Net Allowable Charges: $0.00
Uncollected Balance: $0.00
How to Calculate Net Collection Rate (NCR)
The Net Collection Rate (NCR), often referred to as the Adjusted Collection Rate, is one of the most critical Key Performance Indicators (KPIs) in medical billing and Revenue Cycle Management (RCM). Unlike the Gross Collection Rate, which simply compares payments to total billed charges, the NCR provides a realistic view of your practice's financial health by factoring in contractual adjustments.
This metric answers the fundamental question: "Of the money we are contractually allowed to collect, how much are we actually collecting?"
The Net Collection Rate Formula
To calculate your Net Collection Rate manually, you must first determine your Net Charges (also known as Allowable Charges). The formula involves two steps:
- Calculate Net Charges:
Total Charges – Contractual Adjustments = Net Charges - Calculate NCR Percentage:
(Total Payments / Net Charges) × 100 = Net Collection Rate
Where:
- Total Charges: The gross amount billed to insurance companies and patients.

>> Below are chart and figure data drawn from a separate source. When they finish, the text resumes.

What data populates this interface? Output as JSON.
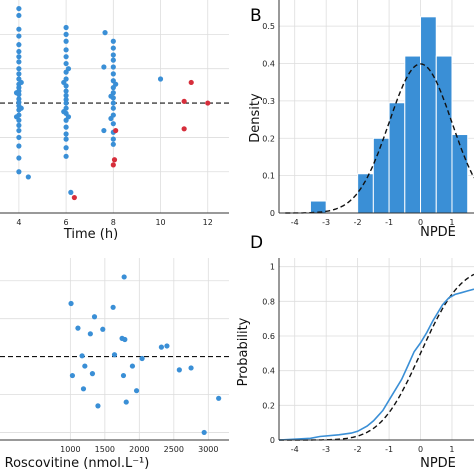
{
  "colors": {
    "point": "#3a8fd6",
    "point_outlier": "#d62e3b",
    "bar": "#3a8fd6",
    "bar_edge": "#ffffff",
    "grid": "#dddddd",
    "reference": "#111111",
    "ecdf": "#3a8fd6"
  },
  "chart_data": [
    {
      "panel": "",
      "type": "scatter",
      "xlabel": "Time (h)",
      "ylabel": "",
      "xlim": [
        3.2,
        12.9
      ],
      "ylim": [
        -3.2,
        3.0
      ],
      "xticks": [
        "4",
        "6",
        "8",
        "10",
        "12"
      ],
      "xtick_values": [
        4,
        6,
        8,
        10,
        12
      ],
      "reference_line_y": 0,
      "grid": true,
      "series": [
        {
          "color_key": "point",
          "points": [
            [
              4,
              2.75
            ],
            [
              4,
              2.55
            ],
            [
              4,
              2.15
            ],
            [
              4,
              1.95
            ],
            [
              4,
              1.7
            ],
            [
              4,
              1.5
            ],
            [
              4,
              1.35
            ],
            [
              4,
              1.2
            ],
            [
              4,
              1.0
            ],
            [
              4,
              0.85
            ],
            [
              4,
              0.7
            ],
            [
              4,
              0.55
            ],
            [
              4,
              0.45
            ],
            [
              4,
              0.35
            ],
            [
              4,
              0.25
            ],
            [
              4,
              0.12
            ],
            [
              4,
              0.02
            ],
            [
              4,
              -0.08
            ],
            [
              4,
              -0.2
            ],
            [
              4,
              -0.35
            ],
            [
              4,
              -0.5
            ],
            [
              4,
              -0.65
            ],
            [
              4,
              -0.8
            ],
            [
              4,
              -1.0
            ],
            [
              4,
              -1.25
            ],
            [
              4,
              -1.6
            ],
            [
              4,
              -2.0
            ],
            [
              3.9,
              0.3
            ],
            [
              3.9,
              -0.4
            ],
            [
              4.1,
              0.6
            ],
            [
              4.1,
              -0.15
            ],
            [
              4.4,
              -2.15
            ],
            [
              6,
              2.2
            ],
            [
              6,
              2.0
            ],
            [
              6,
              1.8
            ],
            [
              6,
              1.55
            ],
            [
              6,
              1.35
            ],
            [
              6,
              1.15
            ],
            [
              6,
              0.9
            ],
            [
              6,
              0.7
            ],
            [
              6,
              0.5
            ],
            [
              6,
              0.35
            ],
            [
              6,
              0.22
            ],
            [
              6,
              0.1
            ],
            [
              6,
              0.0
            ],
            [
              6,
              -0.15
            ],
            [
              6,
              -0.3
            ],
            [
              6,
              -0.5
            ],
            [
              6,
              -0.7
            ],
            [
              6,
              -0.9
            ],
            [
              6,
              -1.05
            ],
            [
              6,
              -1.3
            ],
            [
              6,
              -1.55
            ],
            [
              5.9,
              0.6
            ],
            [
              5.9,
              -0.25
            ],
            [
              6.1,
              1.0
            ],
            [
              6.1,
              -0.4
            ],
            [
              6.2,
              -2.6
            ],
            [
              8,
              1.8
            ],
            [
              8,
              1.6
            ],
            [
              8,
              1.4
            ],
            [
              8,
              1.25
            ],
            [
              8,
              1.05
            ],
            [
              8,
              0.85
            ],
            [
              8,
              0.65
            ],
            [
              8,
              0.45
            ],
            [
              8,
              0.3
            ],
            [
              8,
              0.15
            ],
            [
              8,
              0.0
            ],
            [
              8,
              -0.15
            ],
            [
              8,
              -0.35
            ],
            [
              8,
              -0.6
            ],
            [
              8,
              -0.85
            ],
            [
              8,
              -1.05
            ],
            [
              8,
              -1.2
            ],
            [
              7.9,
              0.2
            ],
            [
              7.9,
              -0.45
            ],
            [
              8.1,
              0.55
            ],
            [
              7.6,
              1.05
            ],
            [
              7.65,
              2.05
            ],
            [
              7.6,
              -0.8
            ],
            [
              10,
              0.7
            ]
          ],
          "name": ""
        },
        {
          "color_key": "point_outlier",
          "points": [
            [
              6.35,
              -2.75
            ],
            [
              8.1,
              -0.8
            ],
            [
              8.05,
              -1.65
            ],
            [
              8.0,
              -1.8
            ],
            [
              11.0,
              0.05
            ],
            [
              11.0,
              -0.75
            ],
            [
              11.3,
              0.6
            ],
            [
              12.0,
              0.0
            ]
          ],
          "name": ""
        }
      ]
    },
    {
      "panel": "B",
      "type": "bar",
      "xlabel": "NPDE",
      "ylabel": "Density",
      "xlim": [
        -4.5,
        1.7
      ],
      "ylim": [
        0,
        0.57
      ],
      "xticks": [
        "-4",
        "-3",
        "-2",
        "-1",
        "0",
        "1"
      ],
      "xtick_values": [
        -4,
        -3,
        -2,
        -1,
        0,
        1
      ],
      "yticks": [
        "0",
        "0.1",
        "0.2",
        "0.3",
        "0.4",
        "0.5"
      ],
      "ytick_values": [
        0,
        0.1,
        0.2,
        0.3,
        0.4,
        0.5
      ],
      "bins": [
        {
          "x0": -3.5,
          "x1": -3.0,
          "value": 0.032
        },
        {
          "x0": -3.0,
          "x1": -2.5,
          "value": 0.0
        },
        {
          "x0": -2.5,
          "x1": -2.0,
          "value": 0.0
        },
        {
          "x0": -2.0,
          "x1": -1.5,
          "value": 0.105
        },
        {
          "x0": -1.5,
          "x1": -1.0,
          "value": 0.2
        },
        {
          "x0": -1.0,
          "x1": -0.5,
          "value": 0.295
        },
        {
          "x0": -0.5,
          "x1": 0.0,
          "value": 0.42
        },
        {
          "x0": 0.0,
          "x1": 0.5,
          "value": 0.525
        },
        {
          "x0": 0.5,
          "x1": 1.0,
          "value": 0.42
        },
        {
          "x0": 1.0,
          "x1": 1.5,
          "value": 0.21
        }
      ],
      "reference_curve": "standard-normal-density",
      "grid": true
    },
    {
      "panel": "",
      "type": "scatter",
      "xlabel": "Roscovitine (nmol.L⁻¹)",
      "ylabel": "",
      "xlim": [
        -20,
        3300
      ],
      "ylim": [
        -2.2,
        2.6
      ],
      "xticks": [
        "1000",
        "1500",
        "2000",
        "2500",
        "3000"
      ],
      "xtick_values": [
        1000,
        1500,
        2000,
        2500,
        3000
      ],
      "reference_line_y": 0,
      "grid": true,
      "series": [
        {
          "color_key": "point",
          "points": [
            [
              1780,
              2.1
            ],
            [
              1010,
              1.4
            ],
            [
              1350,
              1.05
            ],
            [
              1620,
              1.3
            ],
            [
              1110,
              0.75
            ],
            [
              1290,
              0.6
            ],
            [
              1470,
              0.72
            ],
            [
              1750,
              0.48
            ],
            [
              1790,
              0.45
            ],
            [
              2320,
              0.25
            ],
            [
              2400,
              0.28
            ],
            [
              1170,
              0.02
            ],
            [
              1640,
              0.05
            ],
            [
              2040,
              -0.05
            ],
            [
              1210,
              -0.25
            ],
            [
              1900,
              -0.25
            ],
            [
              1030,
              -0.5
            ],
            [
              1320,
              -0.45
            ],
            [
              1770,
              -0.5
            ],
            [
              2580,
              -0.35
            ],
            [
              2750,
              -0.3
            ],
            [
              1190,
              -0.85
            ],
            [
              1810,
              -1.2
            ],
            [
              1960,
              -0.9
            ],
            [
              3150,
              -1.1
            ],
            [
              1400,
              -1.3
            ],
            [
              2940,
              -2.0
            ]
          ],
          "name": ""
        }
      ]
    },
    {
      "panel": "D",
      "type": "line",
      "xlabel": "NPDE",
      "ylabel": "Probability",
      "xlim": [
        -4.5,
        1.7
      ],
      "ylim": [
        0,
        1.05
      ],
      "xticks": [
        "-4",
        "-3",
        "-2",
        "-1",
        "0",
        "1"
      ],
      "xtick_values": [
        -4,
        -3,
        -2,
        -1,
        0,
        1
      ],
      "yticks": [
        "0",
        "0.2",
        "0.4",
        "0.6",
        "0.8",
        "1"
      ],
      "ytick_values": [
        0,
        0.2,
        0.4,
        0.6,
        0.8,
        1
      ],
      "series": [
        {
          "color_key": "ecdf",
          "name": "",
          "x": [
            -4.5,
            -3.5,
            -3.2,
            -2.6,
            -2.2,
            -2.0,
            -1.7,
            -1.5,
            -1.2,
            -1.0,
            -0.8,
            -0.6,
            -0.4,
            -0.2,
            0.0,
            0.2,
            0.4,
            0.5,
            0.7,
            0.9,
            1.1,
            1.3,
            1.5,
            1.7
          ],
          "y": [
            0,
            0.01,
            0.02,
            0.03,
            0.04,
            0.05,
            0.08,
            0.11,
            0.17,
            0.23,
            0.29,
            0.35,
            0.43,
            0.51,
            0.56,
            0.62,
            0.69,
            0.72,
            0.78,
            0.82,
            0.84,
            0.85,
            0.86,
            0.87
          ]
        },
        {
          "color_key": "reference",
          "name": "",
          "style": "dashed",
          "curve": "standard-normal-cdf"
        }
      ],
      "grid": true
    }
  ]
}
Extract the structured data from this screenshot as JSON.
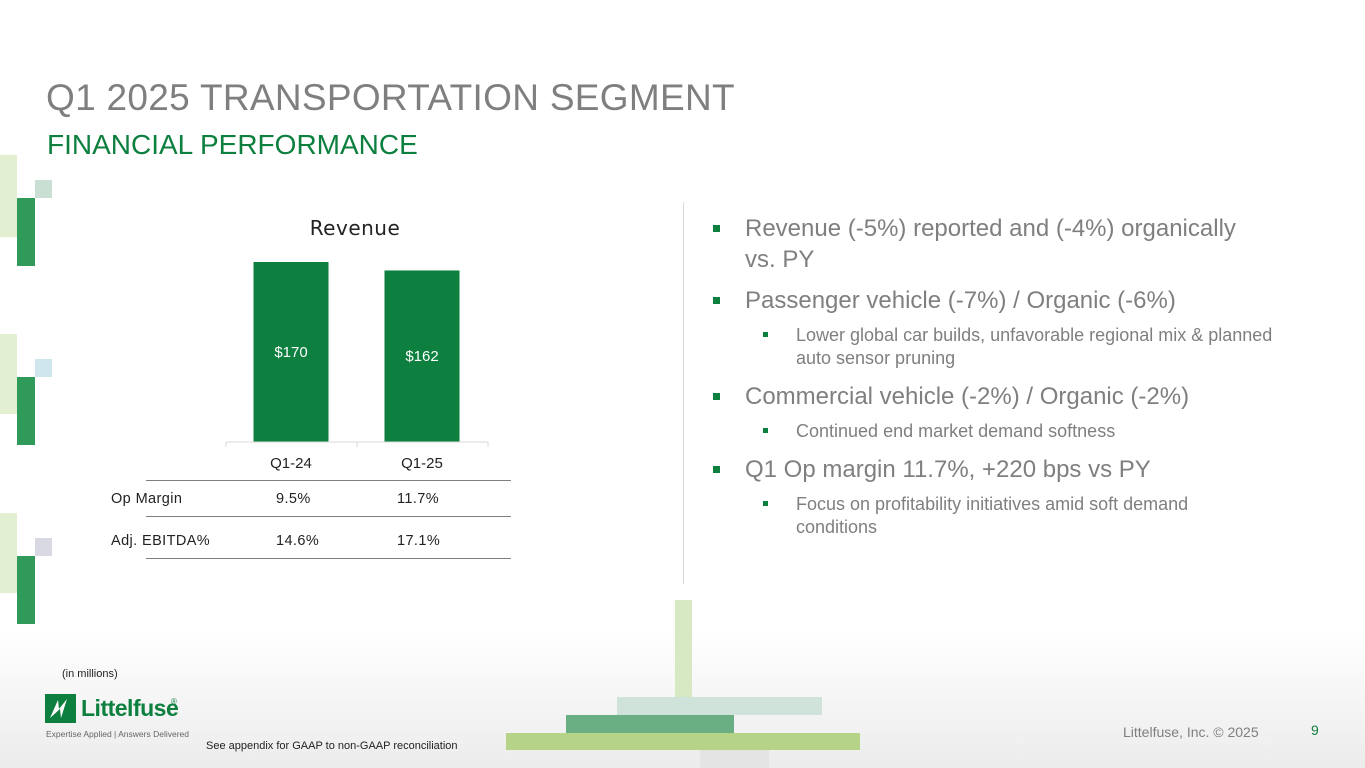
{
  "slide": {
    "title": "Q1 2025 TRANSPORTATION SEGMENT",
    "subtitle": "FINANCIAL PERFORMANCE",
    "page_number": "9",
    "copyright": "Littelfuse, Inc. © 2025",
    "units_note": "(in millions)",
    "appendix_note": "See appendix for GAAP to non-GAAP reconciliation"
  },
  "logo": {
    "wordmark": "Littelfuse",
    "registered": "®",
    "tagline": "Expertise Applied | Answers Delivered"
  },
  "colors": {
    "brand_green": "#0d7f3f",
    "title_gray": "#7f7f7f"
  },
  "chart_data": {
    "type": "bar",
    "title": "Revenue",
    "categories": [
      "Q1-24",
      "Q1-25"
    ],
    "values": [
      170,
      162
    ],
    "value_labels": [
      "$170",
      "$162"
    ],
    "xlabel": "",
    "ylabel": "",
    "ylim": [
      0,
      170
    ],
    "color": "#0d7f3f"
  },
  "metrics_table": {
    "rows": [
      {
        "label": "Op Margin",
        "q1_24": "9.5%",
        "q1_25": "11.7%"
      },
      {
        "label": "Adj. EBITDA%",
        "q1_24": "14.6%",
        "q1_25": "17.1%"
      }
    ]
  },
  "bullets": [
    {
      "text": "Revenue (-5%) reported and (-4%) organically vs. PY",
      "subs": []
    },
    {
      "text": "Passenger vehicle (-7%) / Organic (-6%)",
      "subs": [
        "Lower global car builds, unfavorable regional mix & planned auto sensor pruning"
      ]
    },
    {
      "text": "Commercial vehicle (-2%) / Organic (-2%)",
      "subs": [
        "Continued end market demand softness"
      ]
    },
    {
      "text": "Q1 Op margin 11.7%, +220 bps vs PY",
      "subs": [
        "Focus on profitability initiatives amid soft demand conditions"
      ]
    }
  ]
}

- Contractual Adjustments: The amount written off because the insurance fee schedule is lower than the provider's standard fee.
- Total Payments: The actual cash received from payers and patients (minus any refunds).
Real-World Example Calculation
Let's assume a medical practice has the following financial data for a specific period (e.g., last month):
- Total Charges: $100,000
- Contractual Adjustments: $35,000
- Total Payments: $62,000
Step 1: Determine Net Charges
$100,000 (Charges) – $35,000 (Adjustments) = $65,000 (Net Charges)
Step 2: Determine NCR
($62,000 / $65,000) × 100 = 95.38%
In this example, the practice collected roughly 95% of the revenue it was legally entitled to collect.
What is a Good Net Collection Rate?
Benchmarks vary by specialty, but generally, the industry standards are:
- 95% – 99%: Excellent. Your revenue cycle is efficient, denials are low, and patient collections are effective.
- 90% – 94%: Average. There is room for improvement in denial management or patient collections.
- Below 90%: Poor. This indicates significant revenue leakage. Common causes include unworked denials, timely filing issues, or poor upfront patient collections.
Why is Your NCR Low?
If your calculation shows a rate below 95%, consider investigating these common issues:
- High Denial Rates: Claims are being rejected and not resubmitted successfully.
- Uncollected Patient Balances: Deductibles and copays are not being collected at the time of service.
- Write-off Classification Errors: Administrative errors where bad debt is classified as contractual adjustments can artificially inflate your NCR.
- Timely Filing Limits: Missing deadlines for claim submissions results in unrecoverable revenue.
Gross vs. Net Collection Rate
It is vital not to confuse NCR with Gross Collection Rate (GCR). GCR is calculated as (Total Payments / Total Charges). Because medical practices rarely get paid 100% of their billed charges due to insurance contracts, GCR is often much lower (typically 40-60%) and is less useful for measuring the efficiency of your billing team. NCR removes the "noise" of contractual write-offs to show true performance.